- Zaporizke Location of Zaporizke within Ukraine Zaporizke Zaporizke (Ukraine)
- Coordinates: 47°51′12″N 36°31′55″E﻿ / ﻿47.85333°N 36.53194°E
- Country: Ukraine
- Oblast: Dnipropetrovsk Oblast
- Raion: Synelnykove Raion
- First settled: 1922

Area
- • Total: 0.08 km^{2} (0.031 sq mi)
- Elevation: 149 m (489 ft)

Population
- • Total: 103
- • Density: 1,287.5/km^{2} (3,335/sq mi)

= Zaporizke, Velykomykhailivka rural hromada, Synelnykove Raion, Dnipropetrovsk Oblast =

Zaporizke (Ukrainian: Запорізьке) is a village in the Synelnykove Raion of the Dnipropetrovsk Oblast. It has a population of 45 in 2025. The body of local self-government is Berezivske village council.

== Overview ==
=== Geography and topography ===
The village is located close to tripoint border of Dnipropetrovsk, Zaporizhzhia, and Donetsk Oblast.
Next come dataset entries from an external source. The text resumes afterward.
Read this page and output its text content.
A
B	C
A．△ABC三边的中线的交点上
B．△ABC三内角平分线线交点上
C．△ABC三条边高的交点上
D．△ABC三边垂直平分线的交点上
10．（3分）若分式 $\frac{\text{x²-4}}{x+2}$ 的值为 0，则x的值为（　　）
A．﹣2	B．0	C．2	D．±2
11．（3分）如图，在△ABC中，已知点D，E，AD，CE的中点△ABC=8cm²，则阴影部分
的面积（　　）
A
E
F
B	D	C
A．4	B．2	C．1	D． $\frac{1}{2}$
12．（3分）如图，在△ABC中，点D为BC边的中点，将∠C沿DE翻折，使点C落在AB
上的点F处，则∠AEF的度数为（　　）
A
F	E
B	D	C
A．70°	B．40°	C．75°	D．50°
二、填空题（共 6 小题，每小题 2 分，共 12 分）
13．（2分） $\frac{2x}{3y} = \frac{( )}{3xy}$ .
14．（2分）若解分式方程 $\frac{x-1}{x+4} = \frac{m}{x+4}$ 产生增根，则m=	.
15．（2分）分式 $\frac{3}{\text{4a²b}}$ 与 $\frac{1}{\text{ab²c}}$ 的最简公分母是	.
The terrain is mostly flat with minor hills. Close to the village are other small villages such as eastwardly located from Novomykolaivka and Kalynivske, south-west of Berezove and occidental from Novoheorhiivka. A small pond is found near the north portion of the settlement. The elevation is 149 meters.

=== History ===

==== Russian Empire ====
The village was part of the Ekaterinoslav Governorate.
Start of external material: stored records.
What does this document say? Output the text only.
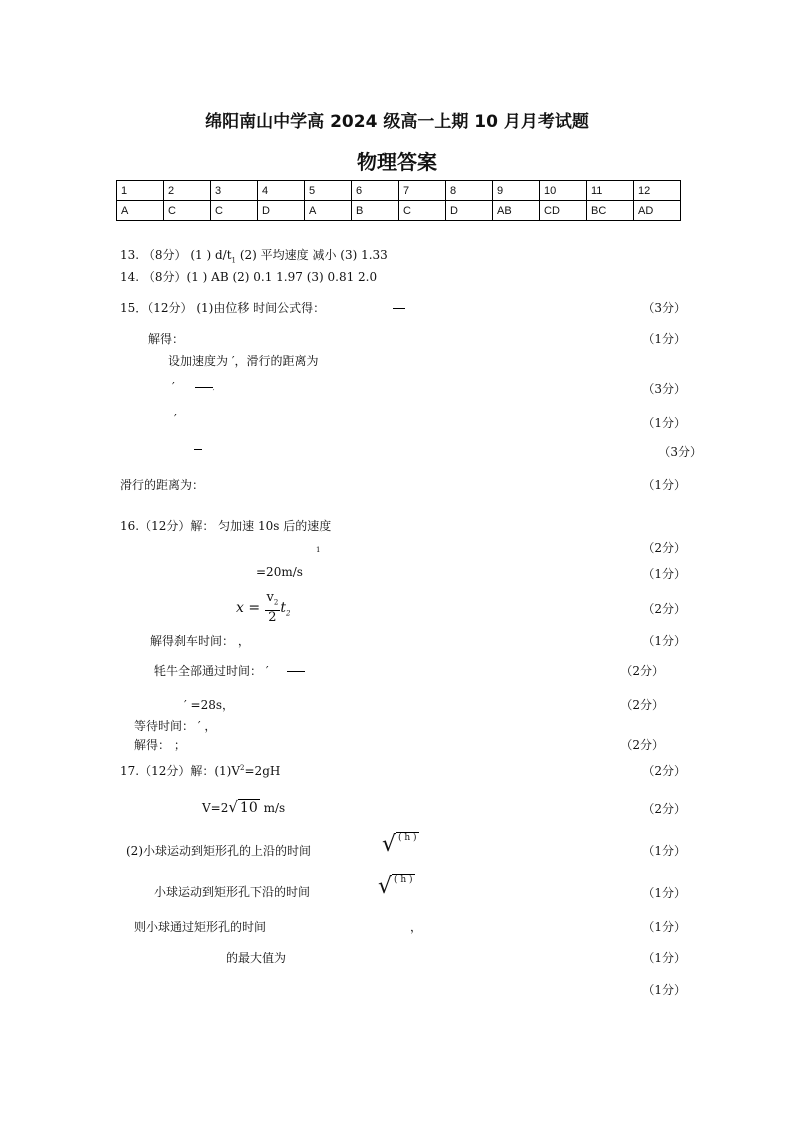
绵阳南山中学高 2024 级高一上期 10 月月考试题
物理答案
1	2	3	4	5	6	7	8	9	10	11	12
A	C	C	D	A	B	C	D	AB	CD	BC	AD
13. （8分） (1 ) $d/t_1$ (2) 平均速度 减小 (3) 1.33
14. （8分）(1 ) AB (2) 0.1 1.97 (3) 0.81 2.0
15．（12分） (1)由位移 时间公式得：	（3分）
解得：	（1分）
设加速度为 ′，滑行的距离为
′	$'$	（3分）
′	（1分）
（3分）
滑行的距离为：	（1分）
16.（12分）解： 匀加速 10s 后的速度
1	（2分）
=20m/s	（1分）
$x = \frac{v_2}{2} t_2$	（2分）
解得刹车时间： ，	（1分）
牦牛全部通过时间： ′	（2分）
′ =28s，	（2分）
等待时间： ′ ，
解得： ；	（2分）
17.（12分）解：$(1)V^2=2gH$	（2分）
V=2√ 10 m/s	（2分）
(2)小球运动到矩形孔的上沿的时间	√ ( h )
（1分）
小球运动到矩形孔下沿的时间	√ ( h )
（1分）
则小球通过矩形孔的时间	，	（1分）
的最大值为	（1分）
（1分）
==== Invasion of Ukraine ====
During the Russian invasion of Ukraine, clashes were reported near the radius of the village. Russian forces most likely managed to occupy the village, but withdrew after a short period of time.

The village is still regularly shelled.

According to Deepstatemap.live, Russian forces have occupied the village since at least 25 August 2025.